表皮成長因子受容体のGFP融合タンパク質に適用された接着培養細胞の固定プロトコルの比較

背景：タンパク質の細胞内分布の分析は、シグナル伝達などのプロセスを理解するために不可欠です。ほとんどの場合、複数のコンポーネントの並列解析には、固定と免疫蛍光標識が必要です。したがって、固定手順がin vivoタンパク質分布を保持することを確認する必要があります。緑色蛍光タンパク質（GFP）を備えた融合タンパク質は、この目的のための理想的なツールです。ただし、フルオロフォアの形成または分解の特定の側面、つまりGFP融合タンパク質の検出を妨げる可能性のある反応を考慮する必要があります。 方法：GFPを伴う上皮成長因子受容体（EGFR）の融合タンパク質、および従来の培養細胞では、in vivoでの分布を比較するためのテスト症例として、従来のエピフルオレオスとレーザー走査によるin vivoの分布を比較するためのテスト症例として使用した。顕微鏡。融合タンパク質のGFPシグナルとGFPポリペプチドの分布を比較するために、間接的な免疫蛍光を採用しました。 結果：アンチオフェディング剤モウィオールでのその後のマウントを伴うパラホルムアルデヒド（PFA）固定は、トリスマまたはヘペス緩衝生理食塩水ではなく、血漿膜から血漿核領域へのEGFRの部分的な再分配をもたらしました。再分配は、GFPおよびEGFR免疫蛍光で確認されました。Mowiol搭載細胞の生体内分布は、細胞を複合PFA/メタノール固定手順で処理した場合に保存され、可溶性GFPの蛍光も保持しました。抗GFP抗血清は、N末端融合タンパク質に対して陰性でした。 結論：組み合わせたPFA/メタノールプロトコルは、膜貫通および可溶性細胞質タンパク質の固定に普遍的に適用可能であり、GFPの蛍光を維持します。

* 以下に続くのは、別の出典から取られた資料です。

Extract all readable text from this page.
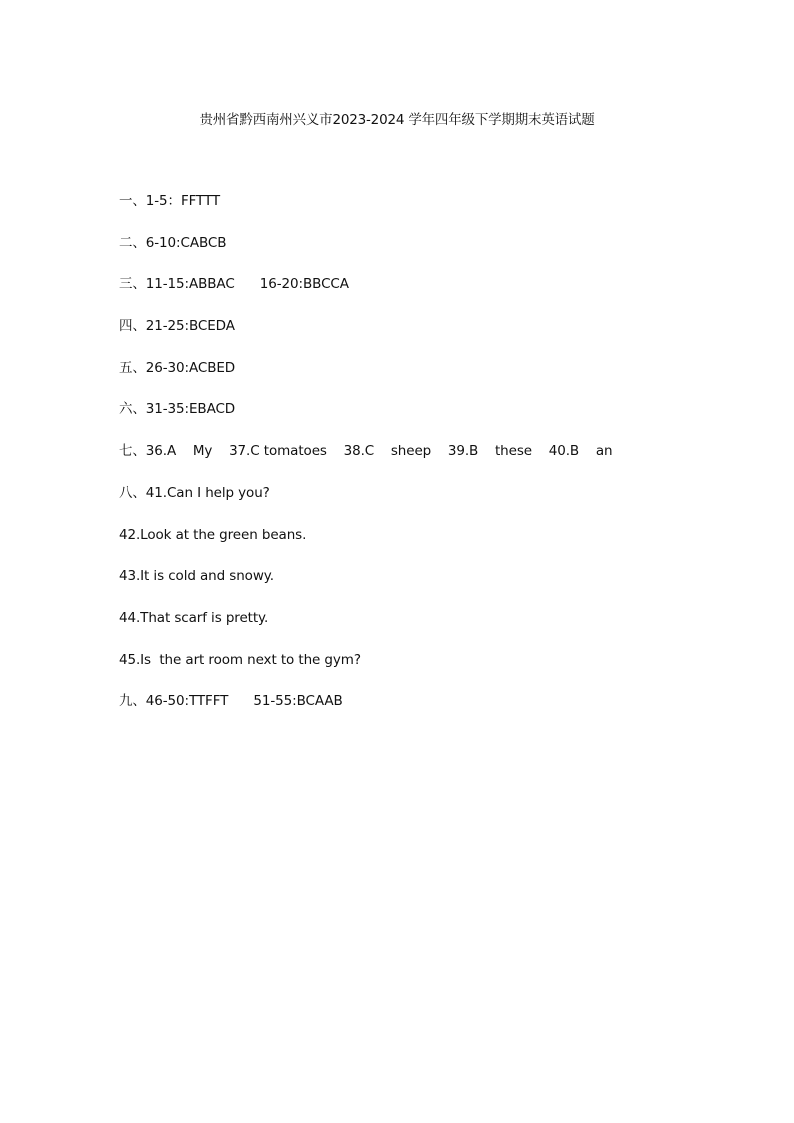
贵州省黔西南州兴义市2023-2024 学年四年级下学期期末英语试题
一、1-5：FFTTT
二、6-10:CABCB
三、11-15:ABBAC      16-20:BBCCA
四、21-25:BCEDA
五、26-30:ACBED
六、31-35:EBACD
七、36.A    My    37.C tomatoes    38.C    sheep    39.B    these    40.B    an
八、41.Can I help you?
42.Look at the green beans.
43.It is cold and snowy.
44.That scarf is pretty.
45.Is  the art room next to the gym?
九、46-50:TTFFT      51-55:BCAAB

BACKGROUND: The analysis of the subcellular distribution of proteins is essential for the understanding of processes such as signal transduction. In most cases, the parallel analysis of multiple components requires fixation and immunofluorescence labeling. Therefore, one has to ascertain that the fixation procedure preserves the in vivo protein distribution. Fusion proteins with the green fluorescent protein (GFP) are ideal tools for this purpose. However, one must consider specific aspects of the fluorophore formation or degradation, i.e. reactions that may interfere with the detection of GFP fusion proteins. METHODS: Fusion proteins of the epidermal growth factor receptor (EGFR) with GFP as well as free, soluble GFP stably or transiently expressed in adherent cultured cells served as test cases for comparing the distribution in vivo with that after fixation by conventional epifluorescence and laser scanning microscopy. Indirect immunofluorescence was employed to compare the distributions of the GFP signal and of the GFP polypeptide in the fusion protein. RESULTS: Paraformaldehyde (PFA) fixation with subsequent mounting in the antifading agent Mowiol, but not in Tris- or HEPES buffered saline, led to a partial redistribution of the EGFR from the plasma membrane to the perinuclear region. The redistribution was confirmed with the GFP and EGFR immunofluorescence. The in vivo distribution in Mowiol mounted cells was preserved if cells were treated with a combined PFA/methanol fixation procedure, which also retained the fluorescence of soluble GFP. The anti-GFP antiserum was negative for the N-terminal fusion protein. CONCLUSIONS: The combined PFA/methanol protocol is universally applicable for the fixation of transmembrane and soluble cytoplasmic proteins and preserves the fluorescence of GFP.